Merkeziniz ile ilgili devlet kurumlarıyla koordinasyonu hangi düzeyde? Devlet kurumlarının Ar-Ge uygulamalarına yönelik destekleriyle ilgili düşüncelerinizi paylaşır mısınız?

Öncelikle son derece önemli olduğunu düşündüğümüz üniversite-sanayi işbirliği çerçevesinde Celal Bayar Üniversitesi ile protokol imzalayarak bir işbirliği süreci başlattık.

Özellikle Ar-Ge merkezimizin resmi bir kimlik kazanmasında üniversitemizin verdiği desteğin payı son derece büyük. Katma değerli ürünler söz konusu olduğunda başlangıç ve gelişme evresinde devlet desteğinin son derece önemli olduğuna, Ar-Ge ve inovasyon konusunda sağlanacak desteklerle yapılacak atılım ve yatırımların geri dönüşlerinin ülke ekonomimize büyük fayda sağlayacağına inanıyoruz. Özellikle hemen hemen her sektörde olduğu gibi sektörümüzde de temel rakip olan Uzak Doğulu firmalara karşı sürdürülecek rekabette, devlet tarafından desteklenen Ar-Ge merkezlerinin üreteceği yeni fikir ve ürünlerin artık avantaj sağlamaktan öte neredeyse olmazsa olmaz ihtiyaç haline geldiğini düşünüyoruz. Buna ilave olarak söz konusu faaliyetlerin temel unsuru olan yetişmiş Ar-Ge personelinin oluşturulması konusunda da, devlet tarafından verilen destekler kayda değer seviyelerde. Temel anlamda Ar-Ge merkezleri asli kimlikleri dışında Türk sanayisinin ihtiyaç duyduğu donanımlı personellerin yetiştirileceği birer eğitim üssü olarak da hizmet verecek ve buralarda yetişecek donanımlı araştırmacılar ileride kurulacak yeni Ar-Ge merkezlerinin de bir nevi altyapılarını oluşturacak. Bu bağlamda araştırmacı personelimize yönelik yüksek lisans faaliyetleri planlayarak tasarım ve uygulamaların bilimsel bir temele dayandırılmasını sağlıyoruz. Ar-Ge merkezimiz kazandığı resmi statü sonrasında da devlet kurumlarıyla süregelen koordinasyonunu artırarak devam ettirecek.

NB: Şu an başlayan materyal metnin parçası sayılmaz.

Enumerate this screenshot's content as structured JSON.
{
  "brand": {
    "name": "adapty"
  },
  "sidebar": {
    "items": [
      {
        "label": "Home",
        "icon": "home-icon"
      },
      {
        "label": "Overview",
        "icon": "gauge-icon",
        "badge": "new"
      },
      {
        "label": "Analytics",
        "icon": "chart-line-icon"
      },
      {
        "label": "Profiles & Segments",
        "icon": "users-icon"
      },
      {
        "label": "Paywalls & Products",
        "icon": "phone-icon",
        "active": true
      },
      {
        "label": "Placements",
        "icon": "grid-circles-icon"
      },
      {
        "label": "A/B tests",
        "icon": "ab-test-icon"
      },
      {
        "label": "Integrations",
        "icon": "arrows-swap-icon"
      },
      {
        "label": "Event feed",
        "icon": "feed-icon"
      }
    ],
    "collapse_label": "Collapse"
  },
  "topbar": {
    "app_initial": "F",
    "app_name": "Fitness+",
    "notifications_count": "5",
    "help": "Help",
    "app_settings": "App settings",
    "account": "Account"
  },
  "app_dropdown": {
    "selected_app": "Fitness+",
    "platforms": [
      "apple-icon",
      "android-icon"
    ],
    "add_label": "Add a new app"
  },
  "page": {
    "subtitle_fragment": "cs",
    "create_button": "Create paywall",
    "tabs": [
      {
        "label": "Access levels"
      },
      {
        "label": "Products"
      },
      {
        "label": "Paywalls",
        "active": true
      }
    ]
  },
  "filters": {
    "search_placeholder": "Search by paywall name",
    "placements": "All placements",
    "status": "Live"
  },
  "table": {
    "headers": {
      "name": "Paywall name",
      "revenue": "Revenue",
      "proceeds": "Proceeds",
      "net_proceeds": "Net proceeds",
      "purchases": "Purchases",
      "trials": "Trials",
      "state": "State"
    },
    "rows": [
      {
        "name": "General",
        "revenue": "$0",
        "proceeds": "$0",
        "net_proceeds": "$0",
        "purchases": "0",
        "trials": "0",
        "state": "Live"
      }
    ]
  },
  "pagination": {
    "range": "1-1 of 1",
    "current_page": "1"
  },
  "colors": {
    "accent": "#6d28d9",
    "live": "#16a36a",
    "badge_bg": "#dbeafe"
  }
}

Hizmet alanınız içinde patent ya da faydalı model başvuru sayılarında artış gözlenmesini bekliyor musunuz? Kısa, orta ve uzun vadeli hedefleriniz nelerdir?

Ar-Ge merkezlerinin temel amaçlarından biri patent ve faydalı model başvuru sayılarını artırmak. Aksi durumda fikir, farklılık ve yenilik üretemedikten sonra Ar-Ge merkezleri amaçlarından sapmış olur. Hizmet alanımız içinde başlangıçta faydalı model, sonrasında ise patent için başvuruların oluşturulması ve bunların uygulamaya geçirilmesi hedeflerimiz arasında bulunuyor.

Ar-Ge merkezi yatırımları ve çalışmaları için ne kadar bütçe ayırdınız? Gelecek dönem içinde merkeze yönelik yatırımlarınız sürecek mi?

Firmamız, bütçesinin yaklaşık yüzde 2,7’lik kısmını Ar-Ge faaliyetlerine ayırmış durumda. Değişen teknolojik gereksinimlere paralel olarak ilave kaynak yaratmayı da planlıyoruz. Kısa vadede öncelikle simülasyon alanında yapılacak yatırımlarla faaliyet alanımız içerisinde oluşturulacak yeni fikir ve uygulamalarda artış yakalamayı hedefliyoruz.

Üretimin katma değerini artırabilmek, pazara sunulan ürünlere değer katmak açısından Ar-Ge’nin önemi nedir? Türkiye’de firmaların daha fazla Ar-Ge’ye yönelmesini sağlamak için hangi adımlar atılmalıdır?

Günümüzde baş döndüren bir hızla gelişen teknolojiye paralel şekilde yenilikçi fikirler oluşturmadan hayatta kalabilmek mümkün değil. Bugün tüm üreticiler pazara bu doğrultuda geliştirilen ürünler sunmak için kıyasıya yarışıyor ve teknolojik yeniliklerle tanışan tüketicilerin de beklentileri her geçen gün artıyor. Bu etkileşim sonucunda şekillenen en iyi fikirleri, en hızlı hayata geçirebilenin kazandığı bir pazarda Ar-Ge faaliyetleri gittikçe daha da önem kazanıyor. Ayrıca üretimin katma değerinin artmasındaki temel unsur ve hatta firmaların varlığını sürdürebilmesindeki en stratejik araç haline geliyor. Türkiye’deki bütün firmalar da hayatta kalabilmek adına kaçınılmaz olarak Ar-Ge faaliyetlerine az ya da çok yönelecek. Burada asıl önemli nokta, Ar-Ge merkezi veya faaliyetleri yönelimi dışında, mevcut Ar-Ge merkezlerinin kendi aralarında yapacakları işbirliği neticesinde gerçekleştirecekleri ortak projelerle yaratılacak sinerji sayesinde uluslararası arenada da söz sahibi olabilmeleri. Örneğin biz Ar- Ge merkezimiz ile yazılım ve elektronik konusunda yetkin bir başka Ar-Ge merkezinin bir araya gelerek ortak bir projeyi hayata geçirmesinin çok daha etkin sonuçları olacağını düşünüyoruz. Bu konuda devletin özellikle yurt dışından temin edilen ve cari açık oluşturan temel kalemleri belirleyerek ilgili projelerin yerli imkânlarla gerçekleştirilmesi noktasında Ar-Ge merkezleri arasında koordinasyon ve işbirliğini sağlayacak hamleler yapması gerekiyor. Sürdürülebilir bir büyümenin ve refahın sağlanabilmesi ancak yapılabilecek işbirlikleriyle ortaya çıkacak yeni fikirler ve geliştirilecek ürünlerle mümkün olacaktır. Ulu önderimiz Mustafa Kemal Atatürk’ün hedef gösterdiği “Muasır Medeniyetler Seviyesinin” de ötesine geçebilmek için öncü ve fark yaratacak işler yapmak mecburiyetinde olduğumuzun bilincindeyiz. Teknolojik platformda yaşanacak gelişmelerin toplumsal hayata yansımalarıyla beraber ülke olarak her açıdan çok daha iyi yerlere geleceğimize de inancımız tam. Teknolojik kalkınmanın oluşturacağı sosyo-kültürel gelişimin yaratacağı olumlu sonuçların kaynak noktası olduğunu düşündüğümüz bu platformda yer almanın ve sektörümüzde bu alanda da ilklerden biri haline gelmenin onurunu ve haklı gururunu yaşıyoruz.